Catholic League president Bill Donohue comments on NY Gov. Hochul:
The Catholic League’s offices are located directly across the street from Penn Station. No area in New York City has deteriorated more than this—it is the filthiest and most dangerous spot in Manhattan.
Former Mayor Bill de Blasio did more to create this mess than anyone; the current mayor, Eric Adams, has not done nearly enough to rectify it. The person most to blame today is unquestionably Gov. Kathy Hochul.
Unlike most parts of New York, there is no neighborhood in this area. It is home to the train station, Madison Square Garden, Macy’s, stores, offices, eateries and bars. This is one reason why de Blasio dumped scores of homeless people here during the pandemic; he knew there would be no neighborhood opposition.
The riots that took place in New York in 2020, with de Blasio’s blessing, literally destroyed this part of the city. During one riot, the huge Footlocker store on the corner of 34th street and 7th avenue was broken into by looters who cleaned it out; they put their stash into a line of BMW’s waiting outside (camera footage proves it). The store is still empty.
Across the street from Footlocker there was an eatery, A&H, that workers in the area stopped for breakfast and lunch. It closed and remains an empty story. Dali, another eatery up the block, next to Macy’s, closed and is still unoccupied. Lenny’s, right outside Penn, trimmed its hours significantly.
Across the street and up the block from Macy’s there was a big eatery, Bread and Butter; it went under over the summer. A vitamin store also closed. Hale and Hearty left and no store has taken its place. Burger King recently shut down, reportedly because the homeless took it over. Down the block from us on 34th street, we lost a 7-11 and a Wendy’s. And due to construction inside Penn Station, almost every food station and bar has closed.
Having no amenities is one thing—being terrified to go to work is another.
Escort service has been available for women who work in the area and are afraid to walk to and from Penn Station. While things have improved lately, the number of deranged men in this area—many of whom are dangerous—would blow the mind of tourists. This explains why so many who live in New Jersey and Long Island elected to stay away for the past few years; they are only now returning.

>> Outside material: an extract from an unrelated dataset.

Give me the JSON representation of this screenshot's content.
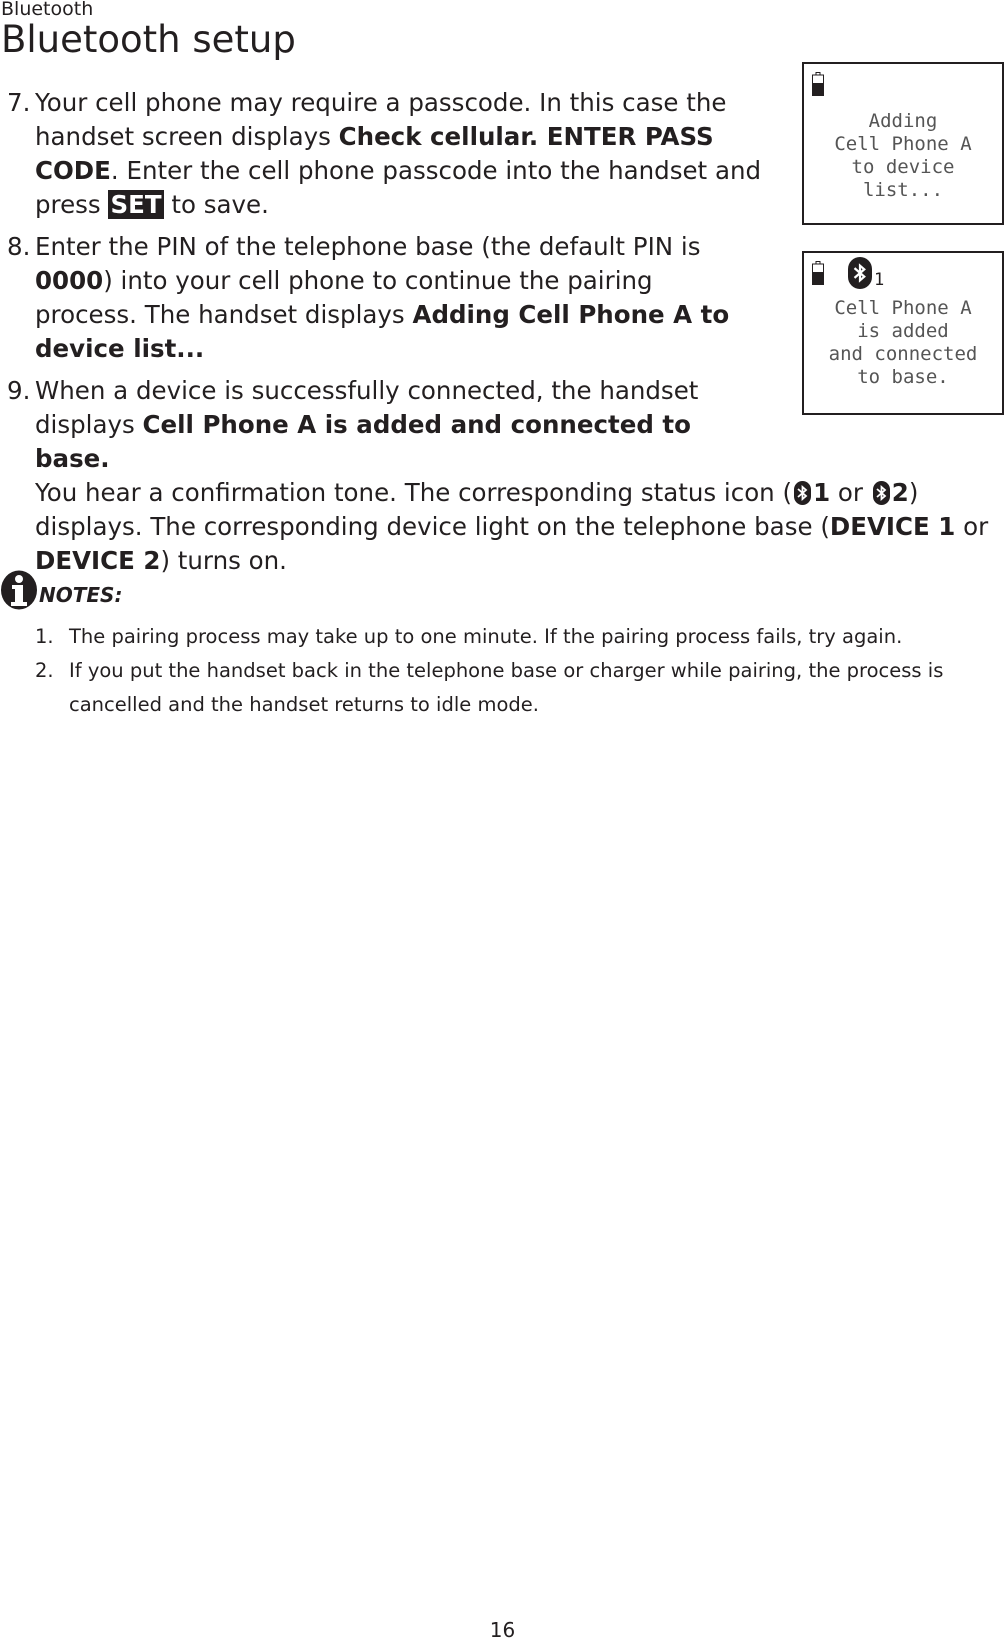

All around Penn Station, one set of barriers after another have been erected, trying to discourage drug addicts and the mentally ill from hanging out. They are shaped in a manner to stop them from sitting down—many are pointed—so out of control have things become. Flower beds have been placed on rectangular cement structures to dissuade the underclass from camping out.
In front of my building, a man employed by the owners of the 45-story edifice is constantly hosing down the sidewalk in the morning, stopping the derelicts from sleeping or passing out there; otherwise few would feel safe walking over them to return to the office.
We have seen, or read reports of, men and women defecating and urinating in the street, changing clothes in ATM storefronts, running into traffic, shooting up, selling drugs, cursing out commuters, robbing them, assaulting them, and yes, even killing them. And nothing is done about it.
So where are the cops? They have been told to stand down. When they do make an arrest, because of bail reform and other pro-criminal legislation, offenders are released so quickly that the police have no incentive to risk their lives to do their job.
The Manhattan D.A., Alvin Bragg, is responsible for the catch-and-release policies that Hochul endorses. Mayor Adams has no authority to unseat him, but Hochul does: she can fire Bragg today. But she won’t. Worse, she has the gall to insist that bail reform plays no role in the crime surge.
“The reforms were successful: Fewer New Yorkers are kept behind bars just because they can’t pay, and we’ve saved taxpayer dollars in the process.” That is Hochul’s position.
This is the way she thinks. She thinks the proper way to measure criminal reform laws is by counting the number of criminals who have not been sent to jail. She should instead do a head count of all those who have been robbed, assaulted, thrown onto train tracks, and murdered. Saving lives should matter more than the bucks saved.
Hochul’s fixation on money explains why her answer to the Penn Station area fiasco is to allow real estate developers to build one tower after another, thus destroying the livelihood of the few small businessmen who are left. Vornado Realty Trust is the big winner. It is owned by billionaire Steve Ross; he and his family have contributed hundreds of thousands to Hochul’s reelection campaign.
Hochul is not alone in allowing this deterioration, but she is one of the big reasons why the Penn Station area is such a disaster.